SARS-Cov-2 Replication in a Blood-Brain Barrier Model Established with Human Brain Microvascular Endothelial Cells Induces Permeability and Disables ACE2-Dependent Regulation of Bradykinin B1 Receptor
- PMID: 40565006
- PMCID: PMC12193337
- DOI: 10.3390/ijms26125540
SARS-Cov-2 Replication in a Blood-Brain Barrier Model Established with Human Brain Microvascular Endothelial Cells Induces Permeability and Disables ACE2-Dependent Regulation of Bradykinin B1 Receptor
Abstract
Endothelial dysfunction plays a central role in COVID-19 pathogenesis, by affecting vascular homeostasis and worsening thromboinflammation. This imbalance may contribute to blood-brain barrier (BBB) disruption, which has been reported in long COVID-19 patients with neurological sequelae. The kallikrein-kinin system (KKS) generates bradykinin (BK), a proinflammatory peptide that induces microvascular leakage via B2R. Under inflammatory conditions, BK is converted to Des-Arg-BK (DABK), which activates B1R, a receptor upregulated in inflamed tissues. DABK is degraded by ACE2, the main SARS-CoV-2 receptor; thus, viral binding and ACE2 downregulation may lead to DABK/B1R imbalance. Here, we investigated these interactions using human brain microvascular endothelial cells (HBMECs), as a model of the BBB. Since endothelial cell lines express low levels of ACE2, HBMECs were modified with an ACE2-carrying pseudovirus.

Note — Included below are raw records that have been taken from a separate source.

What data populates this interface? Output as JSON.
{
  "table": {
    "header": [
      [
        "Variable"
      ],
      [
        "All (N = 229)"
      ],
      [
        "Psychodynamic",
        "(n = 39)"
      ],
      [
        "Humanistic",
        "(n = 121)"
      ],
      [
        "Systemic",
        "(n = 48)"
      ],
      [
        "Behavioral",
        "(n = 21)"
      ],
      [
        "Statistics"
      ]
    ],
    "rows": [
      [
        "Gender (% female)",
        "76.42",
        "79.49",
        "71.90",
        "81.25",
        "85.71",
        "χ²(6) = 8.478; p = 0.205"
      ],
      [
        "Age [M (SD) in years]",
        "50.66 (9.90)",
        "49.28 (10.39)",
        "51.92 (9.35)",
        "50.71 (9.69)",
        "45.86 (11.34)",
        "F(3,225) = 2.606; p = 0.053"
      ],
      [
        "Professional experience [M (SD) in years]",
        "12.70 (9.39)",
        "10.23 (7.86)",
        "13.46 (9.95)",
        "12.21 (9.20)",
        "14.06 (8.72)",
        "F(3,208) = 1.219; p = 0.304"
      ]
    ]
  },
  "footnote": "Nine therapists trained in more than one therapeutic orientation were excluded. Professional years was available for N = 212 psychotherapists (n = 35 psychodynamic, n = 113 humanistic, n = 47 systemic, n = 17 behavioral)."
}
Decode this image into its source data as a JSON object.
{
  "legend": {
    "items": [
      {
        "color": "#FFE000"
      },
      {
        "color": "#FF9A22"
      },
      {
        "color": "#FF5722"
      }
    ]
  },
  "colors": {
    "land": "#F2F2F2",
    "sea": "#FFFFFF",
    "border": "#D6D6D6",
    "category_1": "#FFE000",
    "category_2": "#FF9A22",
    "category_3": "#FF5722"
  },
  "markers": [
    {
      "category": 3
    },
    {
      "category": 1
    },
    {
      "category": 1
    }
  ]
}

SARS-CoV-2 replication was confirmed by RNA, protein expression, and infectious particles release. Infection upregulated cytokines and endothelial permeability, enhancing viral and leukocyte transmigration. Additionally, viral replication impaired ACE2 function in HBMECs, amplifying the response to DABK, increasing nitric oxide (NO) production, and further disrupting endothelial integrity. Our findings reveal a mechanism by which SARS-CoV-2 impacts the BBB and highlights the ACE2/KKS/B1R axis as a potential contributor to long COVID-19 neurological symptoms.
Keywords: ACE2; SARS-CoV-2; blood–brain barrier; des-Arg-bradykinin; endothelial cells; inflammation.
Conflict of interest statement
The authors declare no conflicts of interest.